From: Burdett, David <david.burdett@commerceone.com>
Date: Mon, 16 Dec 2002 10:53:41 -0800
To: "'Ricky Ho'" <riho@cisco.com>, "Burdett, David" <david.burdett@commerceone.com>, www-ws-arch@w3.org
Message-ID: <C1E0143CD365A445A4417083BF6F42CC053D153A@C1plenaexm07.commerceone.com>

Ricky
 
<Ricky> 
This is what our disagreement is.  I think the sender should report to the
application that delivery is "in-doubt".  (not "failed")
</Ricky>
 
Not always. You actually have two use cases:
1. The message **cannot** be sent, e.g. because the outbound network
connection is down. In this the message delivery failed because it could not
even be sent
2. The message was sent but no acknowledgement message was received - this
is, as you say "in-doubt", although the probability of success, in this
case, should be low.
 
<Ricky>
I used to call this "Reliable 1-to-M messaging with atomicity". ...
...
</Ricky>
 
I agree, but I think this is something that should be layered on top.
 
David


-----Original Message-----
From: Ricky Ho [mailto:riho@cisco.com]
Sent: Saturday, December 14, 2002 4:36 PM
To: Burdett, David; www-ws-arch@w3.org
Subject: RE: Different Levels of Reliable Messaging


Response embedded in <Ricky/>




<DB2>I thinkj the expiration time is important for RM, and here's why. 

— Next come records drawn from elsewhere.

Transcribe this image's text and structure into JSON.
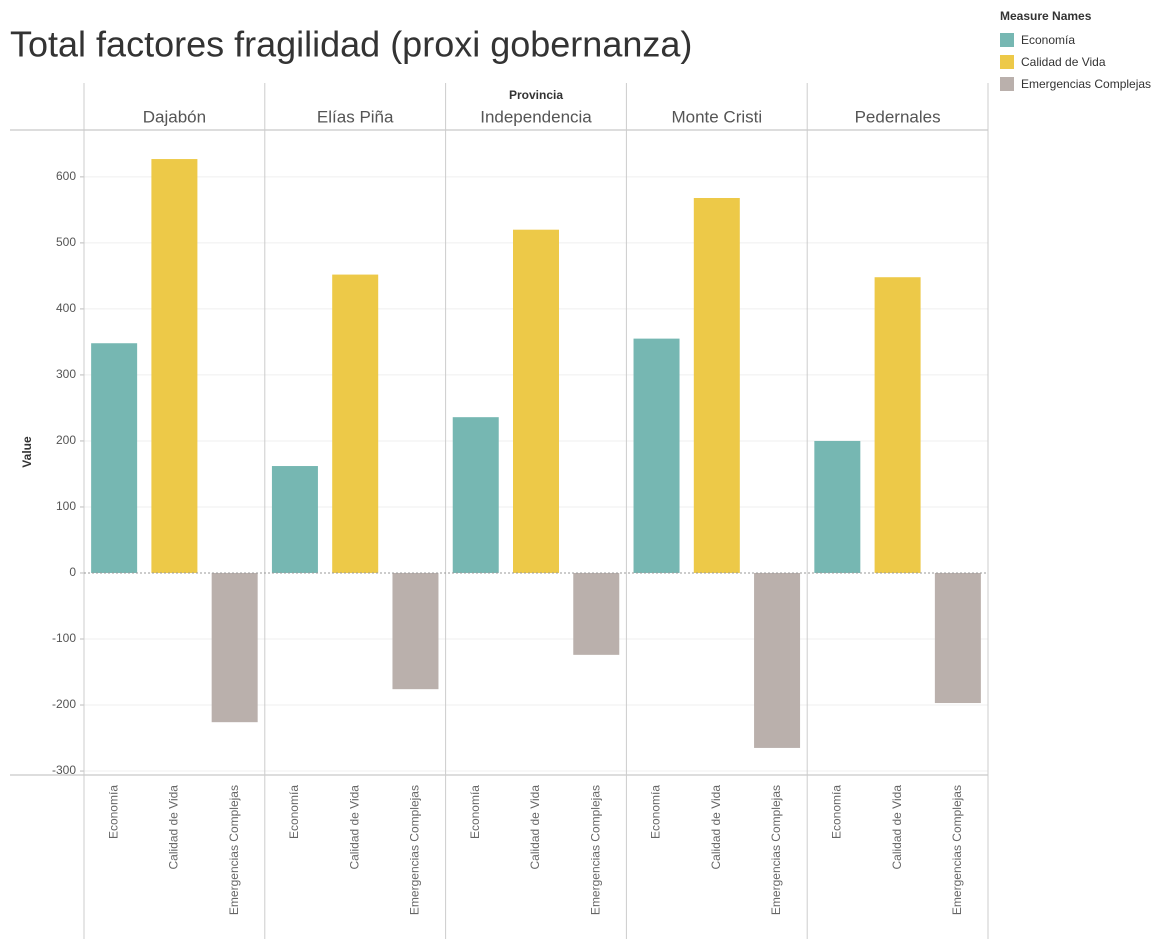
{
  "chart_data": {
    "type": "bar",
    "title": "Total factores fragilidad (proxi gobernanza)",
    "facet_label": "Provincia",
    "facets": [
      "Dajabón",
      "Elías Piña",
      "Independencia",
      "Monte Cristi",
      "Pedernales"
    ],
    "ylabel": "Value",
    "legend_title": "Measure Names",
    "legend_position": "top-right",
    "series": [
      {
        "name": "Economía",
        "color": "#76b7b2",
        "values": [
          348,
          162,
          236,
          355,
          200
        ]
      },
      {
        "name": "Calidad de Vida",
        "color": "#edc948",
        "values": [
          627,
          452,
          520,
          568,
          448
        ]
      },
      {
        "name": "Emergencias Complejas",
        "color": "#bab0ac",
        "values": [
          -226,
          -176,
          -124,
          -265,
          -197
        ]
      }
    ],
    "ylim": [
      -306,
      671
    ],
    "yticks": [
      -300,
      -200,
      -100,
      0,
      100,
      200,
      300,
      400,
      500,
      600
    ],
    "grid": true
  }
}
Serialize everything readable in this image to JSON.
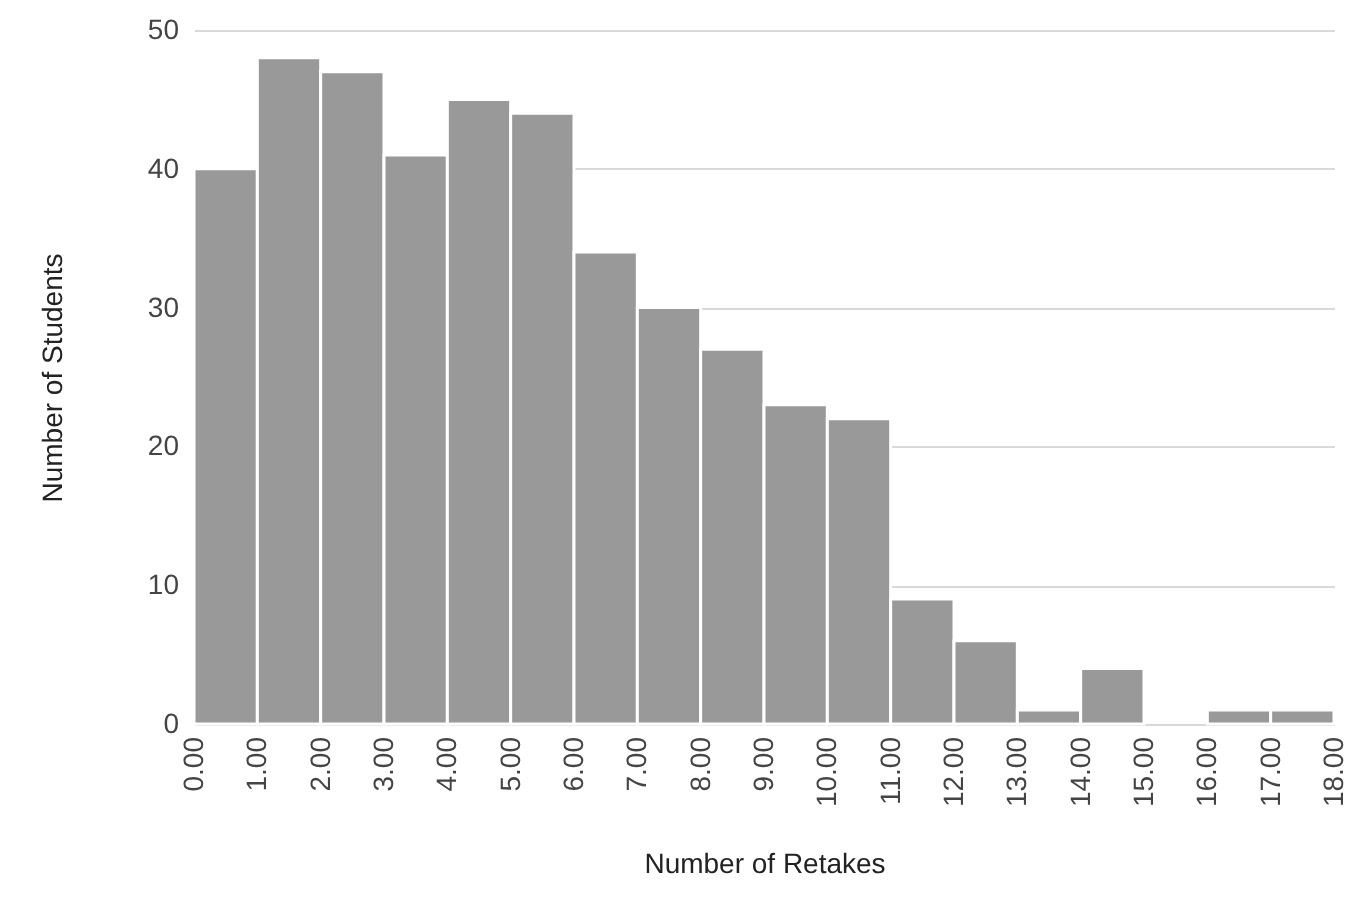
{
  "chart_data": {
    "type": "histogram",
    "xlabel": "Number of Retakes",
    "ylabel": "Number of Students",
    "bins": [
      0,
      1,
      2,
      3,
      4,
      5,
      6,
      7,
      8,
      9,
      10,
      11,
      12,
      13,
      14,
      15,
      16,
      17,
      18
    ],
    "values": [
      40,
      48,
      47,
      41,
      45,
      44,
      34,
      30,
      27,
      23,
      22,
      9,
      6,
      1,
      4,
      0,
      1,
      1
    ],
    "color": "#999999",
    "xlim": [
      0,
      18
    ],
    "xticks": [
      {
        "value": 0,
        "label": "0.00"
      },
      {
        "value": 1,
        "label": "1.00"
      },
      {
        "value": 2,
        "label": "2.00"
      },
      {
        "value": 3,
        "label": "3.00"
      },
      {
        "value": 4,
        "label": "4.00"
      },
      {
        "value": 5,
        "label": "5.00"
      },
      {
        "value": 6,
        "label": "6.00"
      },
      {
        "value": 7,
        "label": "7.00"
      },
      {
        "value": 8,
        "label": "8.00"
      },
      {
        "value": 9,
        "label": "9.00"
      },
      {
        "value": 10,
        "label": "10.00"
      },
      {
        "value": 11,
        "label": "11.00"
      },
      {
        "value": 12,
        "label": "12.00"
      },
      {
        "value": 13,
        "label": "13.00"
      },
      {
        "value": 14,
        "label": "14.00"
      },
      {
        "value": 15,
        "label": "15.00"
      },
      {
        "value": 16,
        "label": "16.00"
      },
      {
        "value": 17,
        "label": "17.00"
      },
      {
        "value": 18,
        "label": "18.00"
      }
    ],
    "ylim": [
      0,
      50
    ],
    "yticks": [
      0,
      10,
      20,
      30,
      40,
      50
    ],
    "grid": "y"
  }
}
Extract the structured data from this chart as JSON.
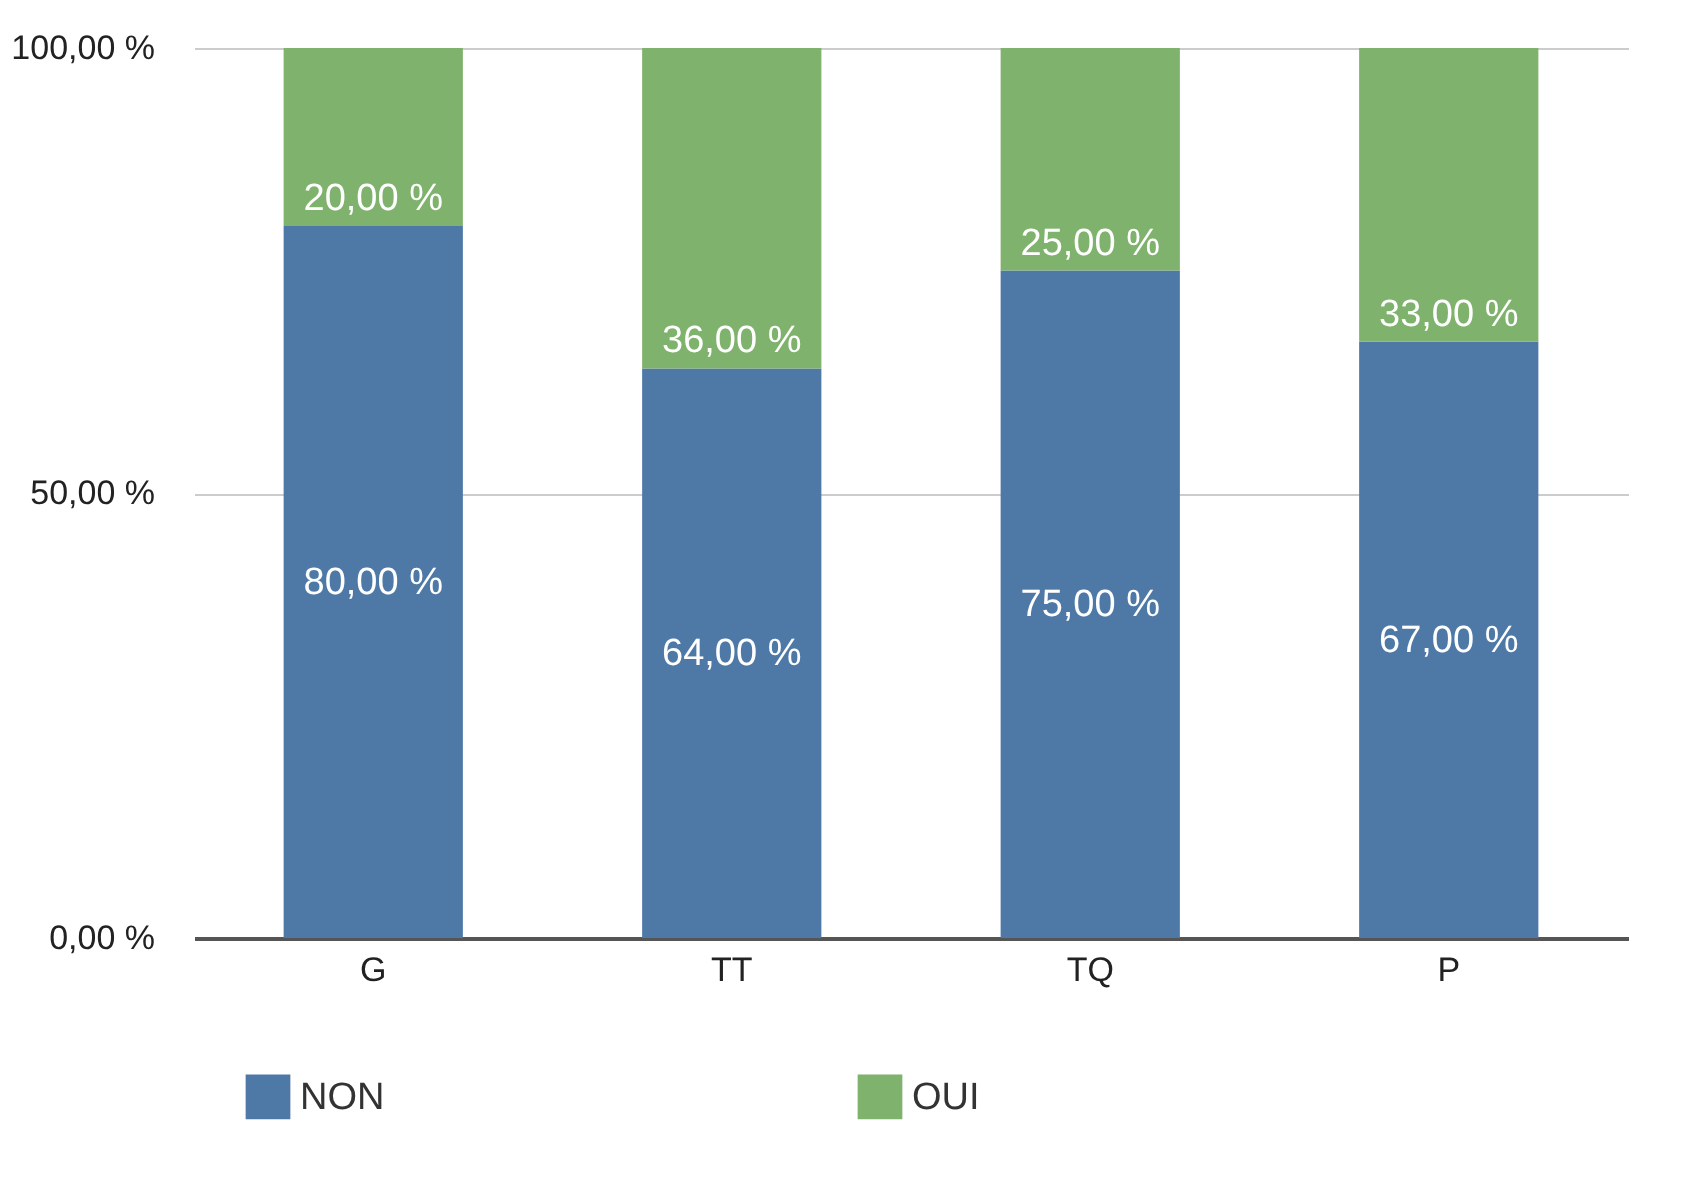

All RM is based waiting for an ack and repeatedly resending the original
message if you don't get one. The problem is when do you stop resending and
give up. At some point you have to stop but when. There are two ways of
doing this.

1. Stop after a fixed number of retries (which is what ebXML MS does), or 
2. Stop only after the message can no longer validly be processed. 

The problem with the first approach is that if you say stop sending after 3
retries (i.e. 4 sends of the message in total), then it is still quite
possible that, if the destination system was down, and then came back up it
could pick up the message and process it - this is quite normal behavior.
You could then get into the situation where:

1. The sender sent the message be gave up resending after, say 20 minutes as
no reply was received, then 
2. The sender reports to the application that deliver failed 


<Ricky> 
This is what our disagreement is.  I think the sender should report to the
application that delivery is "in-doubt".  (not "failed")
</Ricky>



3. The destination restarts, finds the message, sends the ack and starts
processing it. 
4. The sender receives the ack and has to tell the application that the
message for which it had just reported a delivery failure had actually been
received and was processed - not a desirable outcome

Alternatively by specifying a time out and basing the retries on that you
know, with a high degree of certainty, that even if the message is picked
up, it won't be processed and therefore you are much less likely to have to
report the a delivery failure and then have to reverse it.


<Ricky>
Lets say the message has been picked up before time expired, and the
receiver site is down before the ACK message is sent.
Now even though the sender keep resending message until time expired, he
still cannot conclude the delivery failure
</Ricky>



<DB2>What you describe in this example is a Business Process. It is NOT, in
my opinion, reliable messaging as you make the return of one ack dependent
on the receipt of two other acks. The bottom line is that you can only do
transaction processing if you KNOW that complete rollback of the state at
the sender and receiver is possible. Sometimes it is, and sometimes it isn't
which is why you have to determine how you do the recovery at the
application level.</DB2>


<Ricky>
I used to call this "Reliable 1-to-M messaging with atomicity".  If
successful, multiple destination will get the message.  If failed, none of
the destination will get the message, and the sender will be reported with
failure.

This has nothing to do with the receiving application.  The receiving
application doesn't need to rollback (it actually haven't process the
message).  The rollback concept is at the RM level.
</Ricky>




By the way, you have raised some very good points David ! 

Best regards, 
Ricky

Received on Monday, 16 December 2002 13:53:29 UTC